Wir stehen am Beginn einer neuen Ära der medizinischen Forschung, die Krankheiten wie Krebs, Alzheimer und Diabetes mit Methoden der Molekularbiologie beikommen will. Sie sucht nach den Auslösern dieser Leiden in unseren Körperzellen. Eines ihrer Hilfsmittel ist die Genanalyse. Deren modernste Verfahren ermöglichen es heute, das komplette Erbgut eines Menschen binnen weniger Tage zu bestimmen. Für die Forschung bedeutet das einen gewaltigen Fortschritt – und gleichzeitig ein Riesenproblem. Über 600 Gigabyte, das entspricht dem Speichervermögen einer kleinen Festplatte, umfasst der Gendatensatz eines Menschen.
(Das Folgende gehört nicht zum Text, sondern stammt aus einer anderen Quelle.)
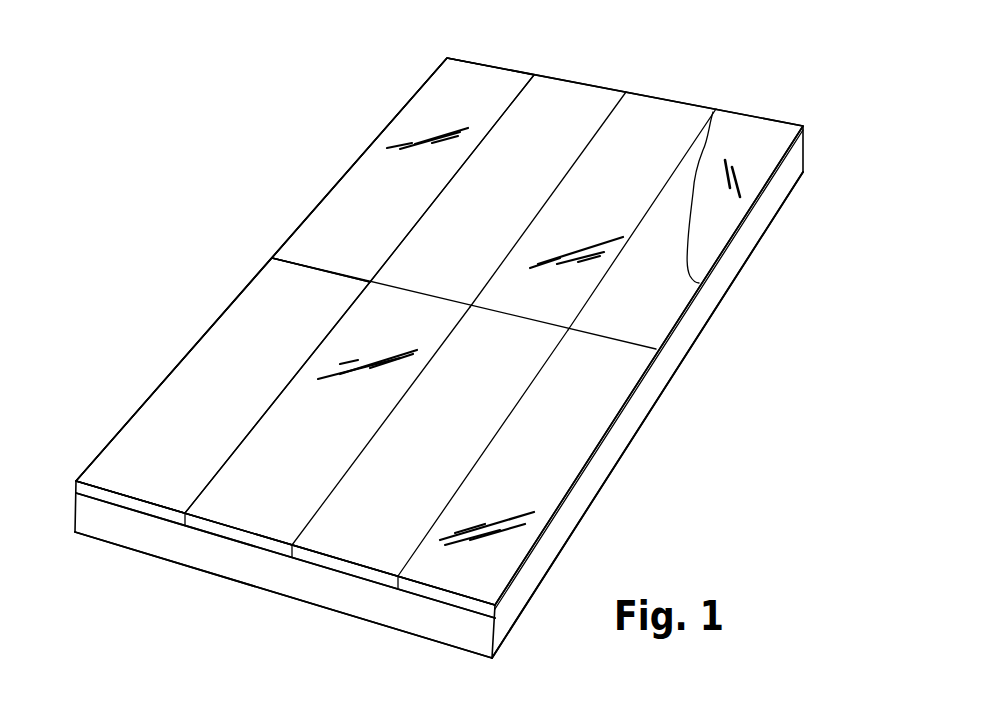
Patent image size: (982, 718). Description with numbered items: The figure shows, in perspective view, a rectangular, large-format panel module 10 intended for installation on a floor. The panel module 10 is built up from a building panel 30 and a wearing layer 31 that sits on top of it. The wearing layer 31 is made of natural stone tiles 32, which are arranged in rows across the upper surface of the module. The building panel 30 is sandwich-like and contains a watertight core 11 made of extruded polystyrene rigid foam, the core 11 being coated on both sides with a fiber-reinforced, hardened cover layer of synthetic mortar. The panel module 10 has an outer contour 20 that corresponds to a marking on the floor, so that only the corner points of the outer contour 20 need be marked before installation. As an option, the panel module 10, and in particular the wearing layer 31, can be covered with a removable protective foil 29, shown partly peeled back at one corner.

The panel module 10 is at (684, 432).
The watertight core 11 is at (400, 607).
The outer contour 20 is at (213, 325).
The removable protective foil 29 is at (752, 158).
The building panel 30 is at (193, 569).
The wearing layer 31 is at (155, 429).
The natural stone tiles 32 is at (357, 204).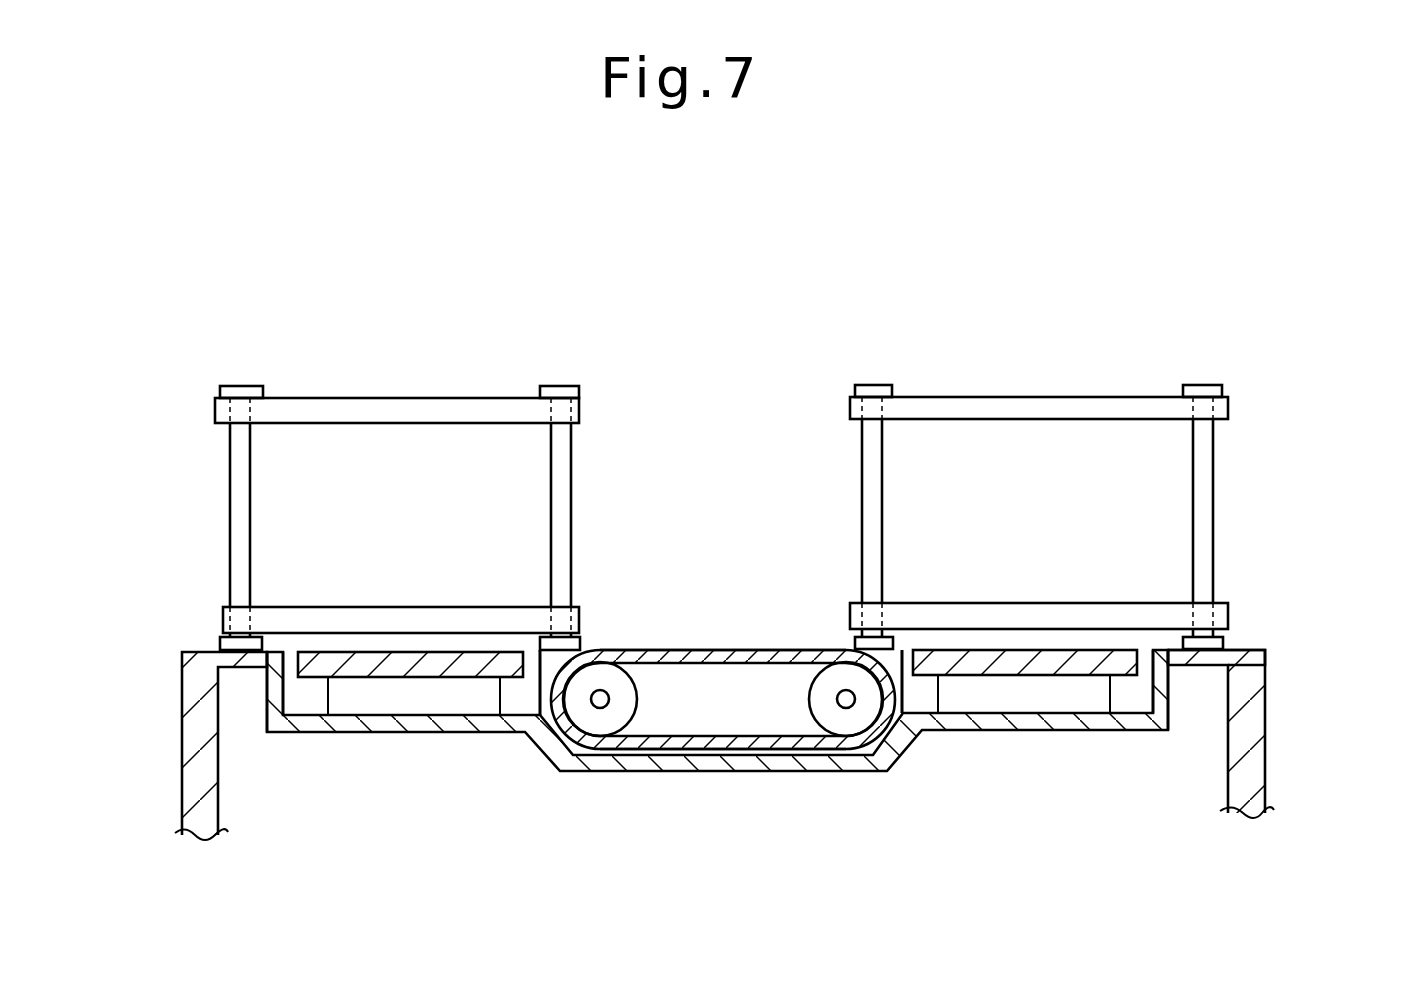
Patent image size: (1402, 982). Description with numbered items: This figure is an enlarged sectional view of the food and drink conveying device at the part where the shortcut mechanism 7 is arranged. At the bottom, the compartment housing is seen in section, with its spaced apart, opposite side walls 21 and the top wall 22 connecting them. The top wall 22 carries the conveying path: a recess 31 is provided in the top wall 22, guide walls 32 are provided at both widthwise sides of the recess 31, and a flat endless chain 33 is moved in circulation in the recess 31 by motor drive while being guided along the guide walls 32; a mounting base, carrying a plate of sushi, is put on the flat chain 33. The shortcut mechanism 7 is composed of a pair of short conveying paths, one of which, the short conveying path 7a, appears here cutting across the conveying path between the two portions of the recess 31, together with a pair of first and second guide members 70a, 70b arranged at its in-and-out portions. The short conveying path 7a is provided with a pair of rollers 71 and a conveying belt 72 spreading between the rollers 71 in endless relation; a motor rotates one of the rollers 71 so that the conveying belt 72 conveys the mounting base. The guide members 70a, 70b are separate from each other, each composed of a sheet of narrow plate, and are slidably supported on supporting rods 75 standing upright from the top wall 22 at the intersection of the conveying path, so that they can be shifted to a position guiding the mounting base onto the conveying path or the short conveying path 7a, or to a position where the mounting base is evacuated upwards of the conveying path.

The shortcut mechanism 7 is at (740, 442).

Dazu kommen im Laufe eines Lebens ungezählte und ganz unterschiedliche Informationen aus Blutproben, Röntgenbildern, aber vielleicht auch von den immer beliebter werdenden Fitness-Apps.
„Big Data“ heißt der Fachbegriff der Informatik, der gern bemüht wird, wenn es um die Analyse von solchen unstrukturierten, gewaltigen Datenmengen geht. Doch „Big Data“ bedeutet im Fall der medizinischen Forschung auch „Big Problem“. Es genügt nicht, nur Verfahren zu entwickeln, die mit den riesigen Datensammlungen umgehen können, die künftig anfallen. Den Datenschatz für die Forschung nutzbar zu machen, ist auch deshalb schwierig, weil dabei zwei sich widersprechende Bedingungen erfüllt werden müssen. Eigentlich müssten Wissenschaftler weltweit mit genetischen und anderen medizinischen Daten arbeiten können, damit es in der Forschung vorangeht. Doch um die Privatsphäre der Patienten und Testpersonen zu schützen, von denen die Informationen stammen, sind strikte Datenschutzregeln zu beachten. Die haben einen guten Grund: Sie sollen verhindern, dass aus anonymisierten Auswertungen Rückschlüsse auf einzelne Personen gezogen werden können. „Das Wissen, wie man vielen Menschen helfen könnte, steckt in diesen Daten.“ Doch derzeit komme die Forschung bei der Auswertung nicht so recht voran, fasst der Saarbrücker Informatik-Professor Michael Backes das Dilemma zusammen. „Das wollen wir jetzt ändern.“
Der Kryptografie-Spezialist leitet das neue Helmholtz-Zentrum für Informationssicherheit (Cispa) in Saarbrücken. Das Cispa will in Zusammenarbeit mit dem Deutschen Forschungszentrum für Neurodegenerative Erkrankungen (DZNE) der Helmholtz-Gemeinschaft in Bonn neue IT-Verfahren entwickeln, die es erlauben sollen, Patientendaten unterschiedlichster Studien zusammenfassend auszuwerten, ohne dabei die Privatsphäre der Patienten zu verletzen. Michael Backes verspricht sich vom neuen IT-Forschungsgebiet „revolutionäre Durchbrüche“. Beide Helmholtz-Zentren haben ein gemeinsames Institut gegründet: das Helmholtz Medical Security and Privacy Research Center. Es soll seine Arbeit im Januar aufnehmen, Backes erwartet erste Resultate noch im Jahr 2019.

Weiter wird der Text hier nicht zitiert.